The integration of Kernel Warehouse, Feature Pyramid Network, and Snake Convolution within the YOLOv8 framework for ancient mural element recognition and classification offers significant practical implications for the field of mural analysis. This advanced computational approach enables more precise and efficient identification of diverse elements within historical murals, including figures, objects, and architectural details. By automating the recognition process, researchers can save considerable time and resources that would otherwise be spent on manual identification and documentation. Moreover, the enhanced precision provided by the YOLOv8-based algorithm ensures more accurate and consistent interpretations of mural elements. This capability is particularly valuable for comparative research, where identifying similar or identical features across murals can yield valuable insights into the cultural, religious, or historical contexts of the artworks. Additionally, the algorithm’s ability to classify objects based on their attributes contributes to a deeper understanding of the artistic styles and techniques employed in ancient mural paintings. The practical implications of this research extend to the preservation and restoration of historical murals. By accurately recognizing and classifying mural elements, conservationists can assess the condition of the artworks more effectively and prioritize areas requiring restoration. This targeted approach to preservation ensures the longevity of these invaluable cultural heritages.

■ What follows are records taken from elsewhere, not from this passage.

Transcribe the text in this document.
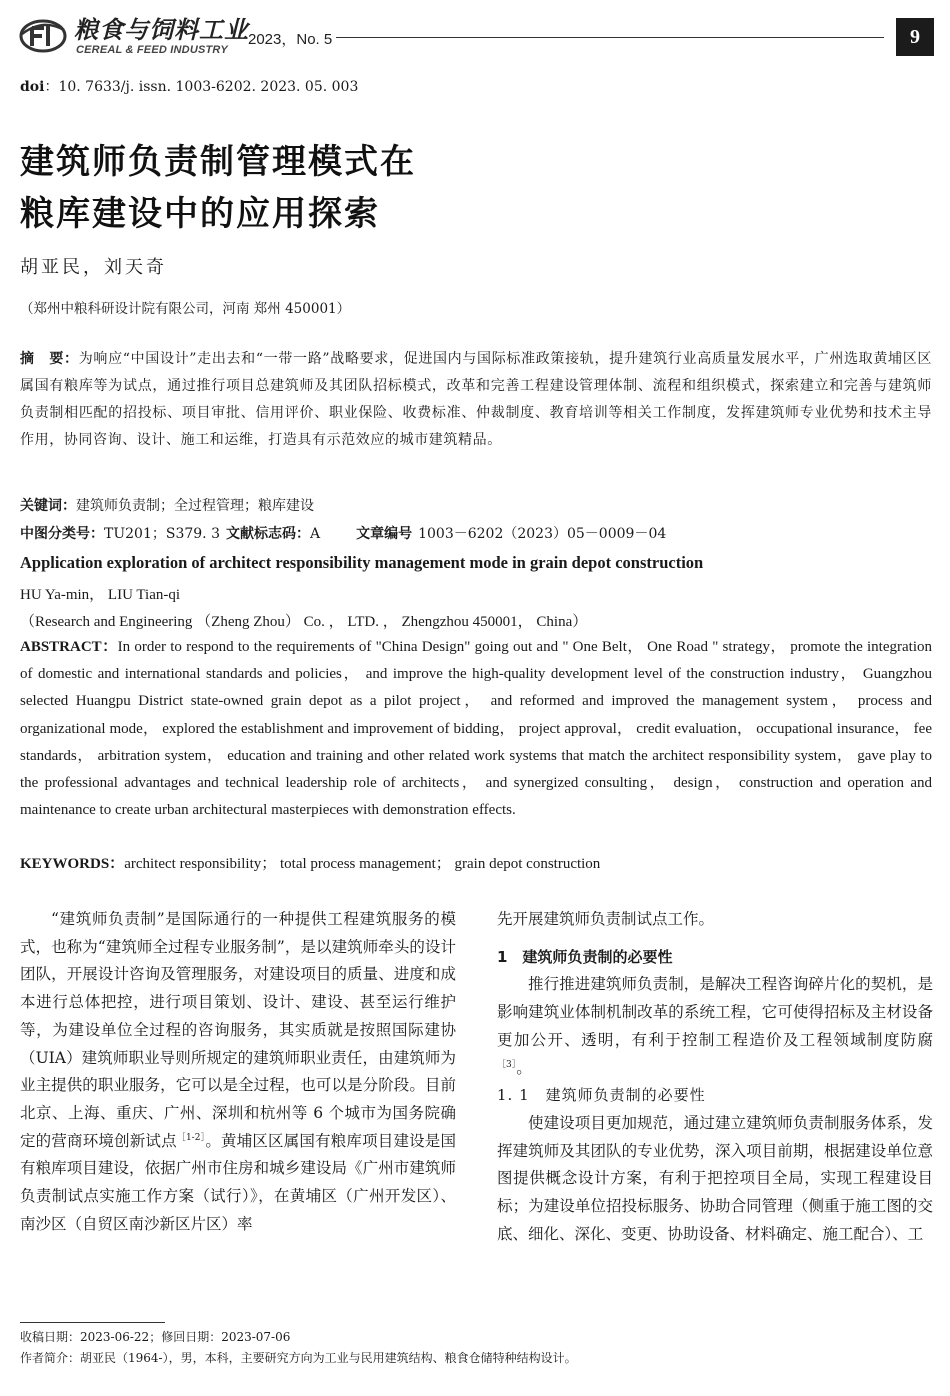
粮食与饲料工业
CEREAL & FEED INDUSTRY
2023，No. 5	9
doi：10. 7633/j. issn. 1003-6202. 2023. 05. 003
建筑师负责制管理模式在
粮库建设中的应用探索
胡亚民，刘天奇
（郑州中粮科研设计院有限公司，河南 郑州 450001）
摘　要：为响应“中国设计”走出去和“一带一路”战略要求，促进国内与国际标准政策接轨，提升建筑行业高质量发展水平，广州选取黄埔区区属国有粮库等为试点，通过推行项目总建筑师及其团队招标模式，改革和完善工程建设管理体制、流程和组织模式，探索建立和完善与建筑师负责制相匹配的招投标、项目审批、信用评价、职业保险、收费标准、仲裁制度、教育培训等相关工作制度，发挥建筑师专业优势和技术主导作用，协同咨询、设计、施工和运维，打造具有示范效应的城市建筑精品。
关键词：建筑师负责制；全过程管理；粮库建设
中图分类号：TU201；S379. 3 文献标志码：A	文章编号 1003－6202（2023）05－0009－04
Application exploration of architect responsibility management mode in grain depot construction
HU Ya-min， LIU Tian-qi
（Research and Engineering （Zheng Zhou） Co. ， LTD. ， Zhengzhou 450001， China）
ABSTRACT：In order to respond to the requirements of "China Design" going out and " One Belt， One Road " strategy， promote the integration of domestic and international standards and policies， and improve the high-quality development level of the construction industry， Guangzhou selected Huangpu District state-owned grain depot as a pilot project， and reformed and improved the management system， process and organizational mode， explored the establishment and improvement of bidding， project approval， credit evaluation， occupational insurance， fee standards， arbitration system， education and training and other related work systems that match the architect responsibility system， gave play to the professional advantages and technical leadership role of architects， and synergized consulting， design， construction and operation and maintenance to create urban architectural masterpieces with demonstration effects.
KEYWORDS：architect responsibility； total process management； grain depot construction

“建筑师负责制”是国际通行的一种提供工程建筑服务的模式，也称为“建筑师全过程专业服务制”，是以建筑师牵头的设计团队，开展设计咨询及管理服务，对建设项目的质量、进度和成本进行总体把控，进行项目策划、设计、建设、甚至运行维护等，为建设单位全过程的咨询服务，其实质就是按照国际建协（UIA）建筑师职业导则所规定的建筑师职业责任，由建筑师为业主提供的职业服务，它可以是全过程，也可以是分阶段。目前北京、上海、重庆、广州、深圳和杭州等 6 个城市为国务院确定的营商环境创新试点$^{[1-2]}$。黄埔区区属国有粮库项目建设是国有粮库项目建设，依据广州市住房和城乡建设局《广州市建筑师负责制试点实施工作方案（试行）》，在黄埔区（广州开发区）、南沙区（自贸区南沙新区片区）率

先开展建筑师负责制试点工作。

1　建筑师负责制的必要性

推行推进建筑师负责制，是解决工程咨询碎片化的契机，是影响建筑业体制机制改革的系统工程，它可使得招标及主材设备更加公开、透明，有利于控制工程造价及工程领域制度防腐$^{[3]}$。

1. 1　建筑师负责制的必要性

使建设项目更加规范，通过建立建筑师负责制服务体系，发挥建筑师及其团队的专业优势，深入项目前期，根据建设单位意图提供概念设计方案，有利于把控项目全局，实现工程建设目标；为建设单位招投标服务、协助合同管理（侧重于施工图的交底、细化、深化、变更、协助设备、材料确定、施工配合）、工

收稿日期：2023-06-22；修回日期：2023-07-06
作者简介：胡亚民（1964-），男，本科，主要研究方向为工业与民用建筑结构、粮食仓储特种结构设计。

In conclusion, the implementation of Kernel Warehouse, Feature Pyramid Network, and Snake Convolution within the YOLOv8 framework provides a powerful tool for scholars, historians, and conservationists. By expediting the identification and analysis processes, this algorithmic technique has the potential to significantly enhance our understanding of historical murals and contribute to their preservation for future generations.

4.2. Research Prospects

This paper has conducted extensive research on the digital recognition of mural paintings. While some progress has been made in the study of ancient murals, it is evident that there are still numerous challenges to overcome. Due to existing issues such as the diversity and inconsistency of mural image standards, the algorithm presented in this paper has certain limitations. To truly unlock the potential of ancient mural research and address these complexities, further work is imperative in several key areas:

➢: Enhancing the Mural Database: The classification of images within the mural database faces challenges such as disputes over classification and a scarcity of comprehensive resources. These issues largely stem from the lack of large, publicly available mural image datasets. Furthermore, mural images are often subject to strict protection by local authorities, making their collection particularly difficult. Many mural images are concentrated in specific regions, sharing similar styles and content. However, their uneven distribution raises concerns about the reliability and representativeness of the collected data. To address these challenges, future research must include extensive fieldwork, close collaboration with local authorities, and the use of diverse references. The aim is to create a comprehensive, balanced, and extensive mural image dataset that accurately reflects the richness and diversity of ancient mural art.
➢: Addressing Data Imbalance in Neural Architecture Search: Data imbalance is a significant issue when employing neural architecture search algorithms for classification. This challenge often arises due to limitations in time and manpower, leading to datasets that are unevenly distributed across categories. To ensure effective and reliable classification, it is essential to construct a balanced dataset for ancient mural classification. This involves not only increasing the overall size of the dataset but also ensuring that each category of murals is adequately represented. A balanced dataset will enable more effective training of the algorithm, resulting in improved recognition accuracy and a deeper understanding of ancient mural art.
➢: Improving Recognition Accuracy and Handling Controversial Images: While significant improvements have been achieved in recognition accuracy for mural classification, challenges remain, particularly when addressing controversial mural images. These images often pose difficulties for the algorithm, leading to less satisfactory performance. To overcome this, future research should prioritize refining and enhancing the algorithm’s performance. This includes developing advanced feature extraction techniques capable of accurately capturing and analyzing the intricate characteristics of mural images, such as their content, style, and historical context. By focusing on these advancements, the algorithm will be better equipped to handle controversial images, resulting in more reliable and accurate classifications.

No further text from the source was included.